L’arma usata dalla crew filo-Mosca è sempre la stessa, il Ddos (Distributed denial of service): l’invio, cioè, di un’enorme quantità di richieste al sito web obiettivo, che non è in grado di gestirle e quindi di funzionare correttamente. I Noname scelgono il bersaglio e poi invitano altri attivisti chat ad imitarli, moltiplicando la portata dell’attacco. Il tutto viene rivendicato sul canale Telegram, come al solito in modo ironico, con l’immagine di un orso (che simboleggia la Russia) e del sito colpito.

La campagna attuale – ce ne sono state altre negli ultimi mesi – è stata annunciata lunedì scorso con un post contro “l’adorazione dell’idolo Ukronazi nei russofobici Paesi dell’Occidente”, citando il recente incontro alla Casa Bianca tra il presidente Usa, Joe Biden e la premier Giorgia Meloni, con la conferma del sostegno italiano a Kiev.
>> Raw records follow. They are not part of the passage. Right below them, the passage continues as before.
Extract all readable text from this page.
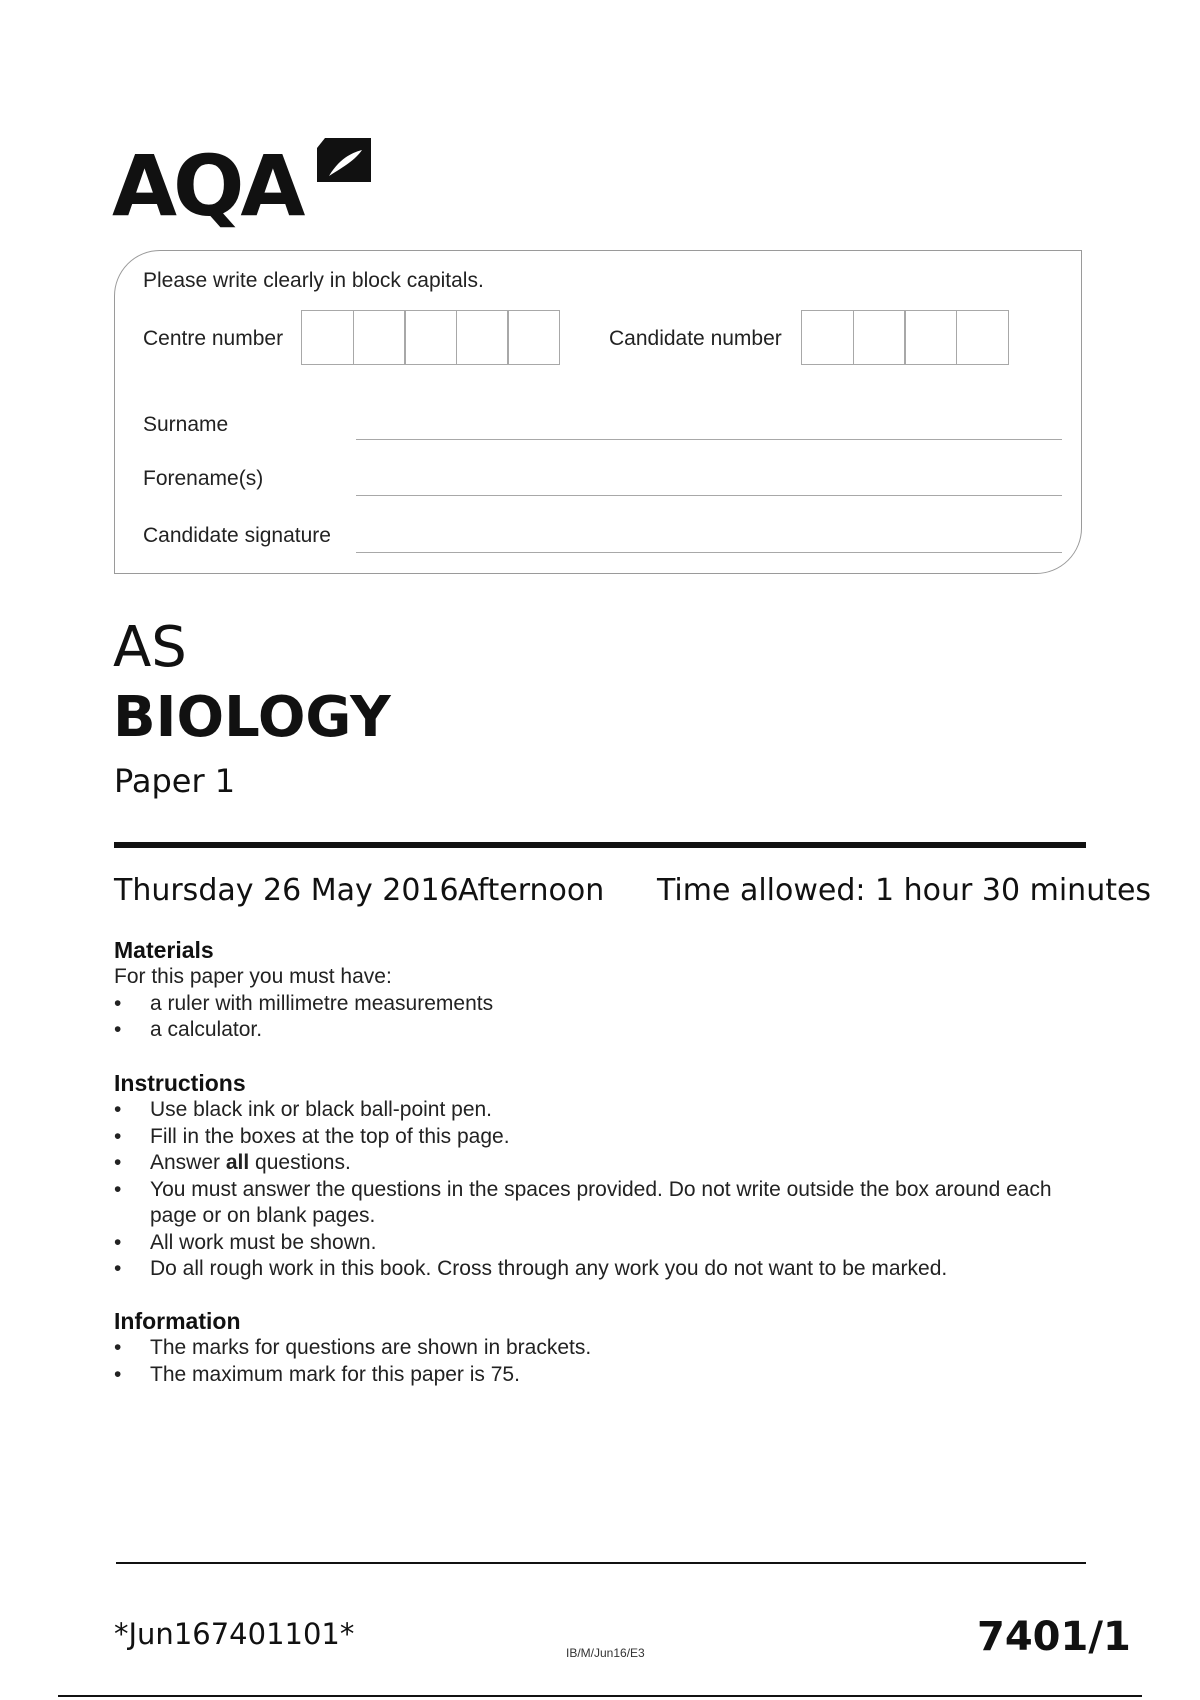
AQA
Please write clearly in block capitals.
Centre number	Candidate number
Surname
Forename(s)
Candidate signature
AS
BIOLOGY
Paper 1
Thursday 26 May 2016 Afternoon Time allowed: 1 hour 30 minutes
Materials

For this paper you must have:

• a ruler with millimetre measurements
• a calculator.
Instructions
• Use black ink or black ball-point pen.
• Fill in the boxes at the top of this page.
• Answer all questions.
• You must answer the questions in the spaces provided. Do not write outside the box around each page or on blank pages.
• All work must be shown.
• Do all rough work in this book. Cross through any work you do not want to be marked.
Information
• The marks for questions are shown in brackets.
• The maximum mark for this paper is 75.
*Jun167401101*
IB/M/Jun16/E3	7401/1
Mercoledì mattina la terza ondata, intercettata – come nei casi precedenti – dagli esperti dell’Agenzia cyber, che hanno allertato gli obiettivi e fornito loro istruzioni specifiche per mitigare gli effetti. Si sono mossi quindi il Centro nazionale anticrimine informatico per la protezione delle infrastrutture critiche della Polizia postale ed i Centri operativi per la sicurezza cibernetica sul territorio in supporto ai tecnici delle società interessate per il ripristino dei sistemi informatici essenziali e per acquisire dati utili alla ricostruzione degli eventi. Oltre ad alcuni siti giornalistici, sono stati presi di mira il Comune di Palermo, il portale trasparenza della Regione Sicilia, la Sogea di Palermo, la Banca Credem e Banco popolare di Bari.